DS: So back in middle school and elementary school, not as much in high school, the night before Halloween, we would go around to our friend’s houses, a group of kids, and we would leave a bag of candy on the porch, knock on their door, and run away. That was just the tradition that you would always do with your friends the night before Halloween. We took it really seriously, maybe more seriously than we should have. We would always try to catch the person who was ‘Booing’ us, and we would always try to escape unseen when we were the ones doing the ‘Booing’. We would leave a cute note, hinting at your identity, but sometimes you just didn’t know who ‘Booed’ you. If you couldn’t catch them, you would always try to figure it out the next day at school.
ME: Haha, were the parents in on it? Or was it looked down upon?

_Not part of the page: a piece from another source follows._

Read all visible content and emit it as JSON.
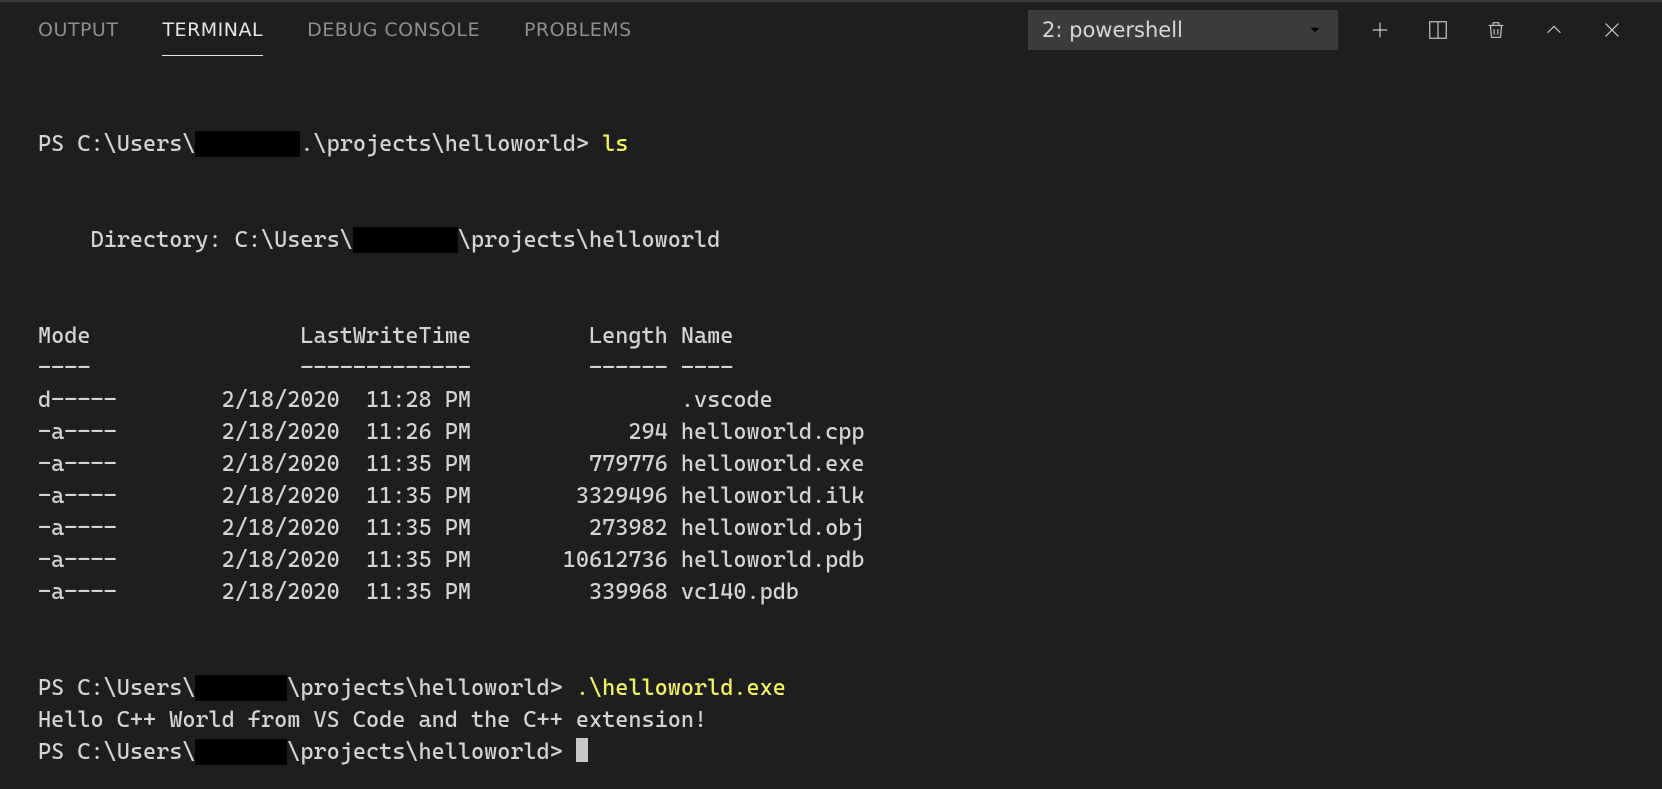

DS: So the parents were always in on it. Especially because we were so young. So, the parents of the people doing the ‘Booing’ were usually the ones most involved. They would drive the kids there and they would help prepare the bags. They took it almost as seriously as the kids did. I remember once I heard a knock on my door, I walked outside and I see this car fishtailing out of my driveway, and there was a bag of candy left on my doorstep. ‘
This interview happened at my house.
This is something that I loved doing growing up. Me and the informant, along with some of our other friends, used to go around “Booing” people. We would stay up all night hiding in the bushes in front of our homes to catch people who were trying to “Boo” us. After doing some research I found that this tradition was started in the US around the 80s and has been observed in certain pockets of the US, for instance, another friend from Ohio told me that they also did this tradition (https://www.wxyz.com/about-us/as-seen-on/you-can-be-the-first-person-to-start-the-art-of-booing-in-your-neighborhood-classroom-or-community) . However there are some slight variations, apparently some people begin “Booing” in November, and you are supposed to put a ghost on your window to signify that you have been “Booed”. As kids, it was the one time of the year where we could act mischievously and stay out late, with our parent’s full support. I think a large reason for this is because the night before Halloween is also referred to as Devil’s Night and in Detroit it is a famous night of mischief. I reckon our parents let us get away with minor mischief to keep us away from the real mischief on that night.